Shiv Sena's Uddhav Thackeray faction has suffered a major setback from the Supreme Court. The Supreme Court on Tuesday allowed the Election Commission of India to take a decision on which faction of the Shiv Sena is real and rejected a plea by the Uddhav Thackeray-camp to stay proceedings in the matter.
Mumbai: Shiv Sena’s Uddhav Thackeray faction has suffered a major setback from the Supreme Court. The Supreme Court on Tuesday allowed the Election Commission of India to take a decision on which faction of the Shiv Sena is real and rejected a plea by the Uddhav Thackeray-camp to stay proceedings in the matter. The Supreme Court has also allowed the election commission to decide which faction – Uddhav Thackeray and Eknath Shinde — is to be recognised as the “real” Shiv Sena party. The election commission will also take a call on the allotment of the bow and arrow symbol.
The other faction is led by Maharashtra chief minister Eknath Shinde. Justice DY Chandrachud, heading a constitution bench, rejected the plea of the Uddhav Thackeray-led faction seeking to restrain the EC from deciding the Shinde group’s claim on being the “real” Shiv Sena.
“We direct that there would be no stay of the proceedings before the Election Commission,” the bench also comprising Justices MR Shah, Krishna Murari, Hima Kohli and PS Narasimha said. Earlier in the day, Sena president and former CM Uddhav Thackeray had said he was confident that his team will emerge victorious in the legal tussle with the rebel team.

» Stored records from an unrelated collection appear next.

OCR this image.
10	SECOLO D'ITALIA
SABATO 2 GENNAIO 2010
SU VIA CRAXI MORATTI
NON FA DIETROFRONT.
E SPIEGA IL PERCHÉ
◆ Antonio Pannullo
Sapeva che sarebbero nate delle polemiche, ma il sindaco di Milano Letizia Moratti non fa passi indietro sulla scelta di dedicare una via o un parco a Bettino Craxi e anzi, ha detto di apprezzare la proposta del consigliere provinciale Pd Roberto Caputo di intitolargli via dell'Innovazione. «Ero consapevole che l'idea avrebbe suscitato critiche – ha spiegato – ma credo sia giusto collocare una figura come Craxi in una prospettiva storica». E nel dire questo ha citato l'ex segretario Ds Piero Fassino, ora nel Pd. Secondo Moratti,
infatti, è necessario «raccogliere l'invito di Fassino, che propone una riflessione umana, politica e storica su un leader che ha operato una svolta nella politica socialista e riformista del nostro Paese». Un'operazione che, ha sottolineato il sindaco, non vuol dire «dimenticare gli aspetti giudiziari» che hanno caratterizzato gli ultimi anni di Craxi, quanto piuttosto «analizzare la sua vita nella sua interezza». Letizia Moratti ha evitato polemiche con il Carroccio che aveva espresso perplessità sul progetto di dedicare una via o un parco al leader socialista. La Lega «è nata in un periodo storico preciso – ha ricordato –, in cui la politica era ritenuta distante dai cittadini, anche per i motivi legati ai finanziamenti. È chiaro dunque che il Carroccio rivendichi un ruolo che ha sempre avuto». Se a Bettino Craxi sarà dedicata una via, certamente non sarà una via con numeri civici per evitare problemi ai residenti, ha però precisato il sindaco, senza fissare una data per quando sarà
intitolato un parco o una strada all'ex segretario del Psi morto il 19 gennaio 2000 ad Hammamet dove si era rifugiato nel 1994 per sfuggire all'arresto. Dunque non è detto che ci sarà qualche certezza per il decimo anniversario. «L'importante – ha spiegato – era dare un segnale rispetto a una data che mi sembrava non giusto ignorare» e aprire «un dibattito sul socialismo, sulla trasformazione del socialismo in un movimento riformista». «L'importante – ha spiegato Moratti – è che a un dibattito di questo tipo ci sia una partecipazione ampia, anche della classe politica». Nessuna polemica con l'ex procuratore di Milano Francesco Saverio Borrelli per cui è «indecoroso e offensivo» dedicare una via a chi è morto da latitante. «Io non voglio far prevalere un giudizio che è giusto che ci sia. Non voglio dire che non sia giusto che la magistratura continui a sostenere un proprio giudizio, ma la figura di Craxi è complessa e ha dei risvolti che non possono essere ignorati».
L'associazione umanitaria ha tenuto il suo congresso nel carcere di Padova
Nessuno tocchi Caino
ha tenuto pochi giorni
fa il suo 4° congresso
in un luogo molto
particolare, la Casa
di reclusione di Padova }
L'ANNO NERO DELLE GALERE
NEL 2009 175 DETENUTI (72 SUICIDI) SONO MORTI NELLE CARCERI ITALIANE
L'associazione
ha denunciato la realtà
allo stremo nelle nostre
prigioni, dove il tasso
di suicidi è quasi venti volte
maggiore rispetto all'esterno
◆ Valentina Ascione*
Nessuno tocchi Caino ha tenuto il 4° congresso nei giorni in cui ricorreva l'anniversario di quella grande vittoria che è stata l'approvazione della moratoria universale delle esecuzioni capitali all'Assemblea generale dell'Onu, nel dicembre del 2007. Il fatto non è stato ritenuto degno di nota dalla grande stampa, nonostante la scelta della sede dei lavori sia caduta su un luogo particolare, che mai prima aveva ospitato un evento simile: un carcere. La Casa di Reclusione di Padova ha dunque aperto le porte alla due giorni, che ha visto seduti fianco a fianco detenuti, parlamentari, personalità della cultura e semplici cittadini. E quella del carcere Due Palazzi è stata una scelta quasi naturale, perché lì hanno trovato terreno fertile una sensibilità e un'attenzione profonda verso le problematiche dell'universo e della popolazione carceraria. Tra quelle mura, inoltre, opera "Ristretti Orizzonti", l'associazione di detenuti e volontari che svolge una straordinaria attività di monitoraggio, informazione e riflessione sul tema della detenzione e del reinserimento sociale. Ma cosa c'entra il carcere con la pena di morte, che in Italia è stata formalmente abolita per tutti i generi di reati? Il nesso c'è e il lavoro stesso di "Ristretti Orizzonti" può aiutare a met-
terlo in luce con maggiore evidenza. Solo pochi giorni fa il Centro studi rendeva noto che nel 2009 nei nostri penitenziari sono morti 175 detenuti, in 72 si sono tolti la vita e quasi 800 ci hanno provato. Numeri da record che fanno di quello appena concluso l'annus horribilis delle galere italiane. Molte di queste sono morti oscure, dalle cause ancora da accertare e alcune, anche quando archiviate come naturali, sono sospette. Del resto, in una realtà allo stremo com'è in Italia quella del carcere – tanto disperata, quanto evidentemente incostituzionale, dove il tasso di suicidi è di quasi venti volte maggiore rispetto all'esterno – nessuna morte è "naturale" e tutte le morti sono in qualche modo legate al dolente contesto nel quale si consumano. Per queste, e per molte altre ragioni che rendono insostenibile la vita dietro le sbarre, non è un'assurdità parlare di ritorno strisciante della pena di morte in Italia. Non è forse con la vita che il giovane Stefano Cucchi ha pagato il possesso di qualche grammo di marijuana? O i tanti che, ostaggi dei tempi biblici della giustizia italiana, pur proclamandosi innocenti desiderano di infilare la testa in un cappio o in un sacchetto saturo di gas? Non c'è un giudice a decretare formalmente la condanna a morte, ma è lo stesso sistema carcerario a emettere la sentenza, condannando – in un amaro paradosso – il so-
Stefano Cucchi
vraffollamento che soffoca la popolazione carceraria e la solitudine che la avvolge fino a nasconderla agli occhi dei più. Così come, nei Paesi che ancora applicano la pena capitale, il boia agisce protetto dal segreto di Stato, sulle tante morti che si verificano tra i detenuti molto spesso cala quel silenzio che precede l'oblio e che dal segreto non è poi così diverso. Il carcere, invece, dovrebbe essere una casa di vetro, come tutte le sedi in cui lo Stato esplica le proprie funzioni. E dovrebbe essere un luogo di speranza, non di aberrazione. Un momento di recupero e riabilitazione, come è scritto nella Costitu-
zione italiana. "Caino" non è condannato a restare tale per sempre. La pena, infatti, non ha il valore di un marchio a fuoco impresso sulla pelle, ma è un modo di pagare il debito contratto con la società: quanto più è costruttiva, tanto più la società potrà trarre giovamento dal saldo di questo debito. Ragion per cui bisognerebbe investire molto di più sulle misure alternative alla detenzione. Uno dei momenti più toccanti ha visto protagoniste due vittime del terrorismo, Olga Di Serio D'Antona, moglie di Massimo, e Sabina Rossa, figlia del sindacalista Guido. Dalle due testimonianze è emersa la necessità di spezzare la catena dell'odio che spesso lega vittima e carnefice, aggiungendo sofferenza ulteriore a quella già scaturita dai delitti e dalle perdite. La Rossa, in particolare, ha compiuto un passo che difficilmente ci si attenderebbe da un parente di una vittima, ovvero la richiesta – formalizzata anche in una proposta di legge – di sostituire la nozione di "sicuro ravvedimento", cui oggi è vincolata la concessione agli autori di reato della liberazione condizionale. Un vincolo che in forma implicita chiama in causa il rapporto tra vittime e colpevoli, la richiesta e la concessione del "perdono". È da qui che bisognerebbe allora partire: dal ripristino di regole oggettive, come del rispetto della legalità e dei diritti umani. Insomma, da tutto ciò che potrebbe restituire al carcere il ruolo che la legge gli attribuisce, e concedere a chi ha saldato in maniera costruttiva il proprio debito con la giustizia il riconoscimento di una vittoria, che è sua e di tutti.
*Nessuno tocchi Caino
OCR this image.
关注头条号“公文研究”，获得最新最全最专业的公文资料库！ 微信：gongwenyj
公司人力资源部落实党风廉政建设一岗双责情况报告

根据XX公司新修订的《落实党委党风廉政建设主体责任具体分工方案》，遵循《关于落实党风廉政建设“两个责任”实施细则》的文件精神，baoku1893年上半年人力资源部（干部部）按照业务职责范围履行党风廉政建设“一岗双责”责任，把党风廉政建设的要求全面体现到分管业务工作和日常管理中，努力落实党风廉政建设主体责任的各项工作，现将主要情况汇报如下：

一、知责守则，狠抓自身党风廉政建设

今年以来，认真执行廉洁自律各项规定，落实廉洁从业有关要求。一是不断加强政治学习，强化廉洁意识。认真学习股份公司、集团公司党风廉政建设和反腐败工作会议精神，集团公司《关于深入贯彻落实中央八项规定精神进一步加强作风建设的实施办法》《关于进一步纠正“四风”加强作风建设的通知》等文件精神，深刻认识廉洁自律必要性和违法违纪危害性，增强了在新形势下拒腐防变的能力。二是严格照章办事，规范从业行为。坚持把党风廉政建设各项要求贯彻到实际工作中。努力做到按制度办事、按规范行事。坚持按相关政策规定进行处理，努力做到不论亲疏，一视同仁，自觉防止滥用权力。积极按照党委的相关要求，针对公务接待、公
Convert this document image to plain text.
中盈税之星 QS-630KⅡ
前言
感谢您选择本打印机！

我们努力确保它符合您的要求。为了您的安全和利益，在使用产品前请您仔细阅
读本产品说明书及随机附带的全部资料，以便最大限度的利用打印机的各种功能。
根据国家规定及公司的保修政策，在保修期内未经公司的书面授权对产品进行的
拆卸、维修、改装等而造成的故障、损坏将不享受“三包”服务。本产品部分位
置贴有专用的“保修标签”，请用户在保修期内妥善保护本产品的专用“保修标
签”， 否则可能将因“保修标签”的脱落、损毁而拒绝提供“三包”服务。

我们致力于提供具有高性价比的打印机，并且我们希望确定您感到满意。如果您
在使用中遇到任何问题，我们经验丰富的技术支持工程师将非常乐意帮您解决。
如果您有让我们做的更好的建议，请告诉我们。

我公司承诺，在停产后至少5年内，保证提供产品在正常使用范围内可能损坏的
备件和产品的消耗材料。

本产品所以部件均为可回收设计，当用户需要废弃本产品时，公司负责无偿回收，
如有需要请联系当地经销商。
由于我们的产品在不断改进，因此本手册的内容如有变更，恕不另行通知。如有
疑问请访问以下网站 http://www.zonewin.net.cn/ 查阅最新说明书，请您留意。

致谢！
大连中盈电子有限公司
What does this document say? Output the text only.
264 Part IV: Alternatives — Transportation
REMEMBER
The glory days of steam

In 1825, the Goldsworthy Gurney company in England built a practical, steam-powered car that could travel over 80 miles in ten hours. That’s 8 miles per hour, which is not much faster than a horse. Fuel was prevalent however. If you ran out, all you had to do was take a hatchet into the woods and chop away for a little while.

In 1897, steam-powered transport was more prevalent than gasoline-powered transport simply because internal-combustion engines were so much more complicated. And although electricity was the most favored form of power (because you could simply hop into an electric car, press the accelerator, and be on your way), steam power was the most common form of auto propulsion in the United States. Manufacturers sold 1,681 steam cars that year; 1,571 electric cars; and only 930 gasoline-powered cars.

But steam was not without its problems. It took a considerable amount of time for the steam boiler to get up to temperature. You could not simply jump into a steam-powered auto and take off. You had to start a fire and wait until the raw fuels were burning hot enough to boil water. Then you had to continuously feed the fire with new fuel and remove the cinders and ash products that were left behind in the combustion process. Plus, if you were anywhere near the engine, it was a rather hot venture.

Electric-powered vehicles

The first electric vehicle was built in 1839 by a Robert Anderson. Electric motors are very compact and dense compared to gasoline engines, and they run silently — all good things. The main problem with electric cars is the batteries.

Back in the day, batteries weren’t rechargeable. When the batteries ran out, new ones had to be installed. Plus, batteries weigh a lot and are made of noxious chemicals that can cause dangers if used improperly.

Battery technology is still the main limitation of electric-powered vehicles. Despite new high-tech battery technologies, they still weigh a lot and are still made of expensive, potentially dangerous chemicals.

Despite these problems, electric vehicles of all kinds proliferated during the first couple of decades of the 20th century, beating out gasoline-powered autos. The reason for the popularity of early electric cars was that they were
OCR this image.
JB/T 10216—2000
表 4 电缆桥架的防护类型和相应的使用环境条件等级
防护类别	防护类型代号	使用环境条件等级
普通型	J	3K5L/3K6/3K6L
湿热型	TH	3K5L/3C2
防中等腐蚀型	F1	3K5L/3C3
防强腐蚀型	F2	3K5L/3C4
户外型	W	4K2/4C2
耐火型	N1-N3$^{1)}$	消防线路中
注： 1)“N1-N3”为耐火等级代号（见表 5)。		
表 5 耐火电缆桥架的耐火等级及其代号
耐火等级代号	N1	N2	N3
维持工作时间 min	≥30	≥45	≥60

“I have full faith in the judiciary and we will win,” Thackeray told Sena workers in Mumbai.The Maha Vikas Aghadi government, which constituted of the Shiv Sena, Congress and NCP, collapsed after a revolt by Shinde and 39 other legislators against the Sena leadership. Shinde was sworn in as the Chief Minister of Maharashta on June 30 along with BJP’s Devendra Fadnavis as his deputy.
On August 23, the Supreme Court had referred to a five-judge bench the petitions filed by the Thackeray and Shinde-led factions raising several constitutional questions related to defection, merger and disqualification.
Thackeray’s lawyers had earlier submitted that party MLAs loyal to Shinde can save themselves from disqualification under the 10th Schedule of the Constitution only by merging with another political party. The Shinde group had contended the anti-defection law is not a weapon for a leader who has lost the confidence of his own party.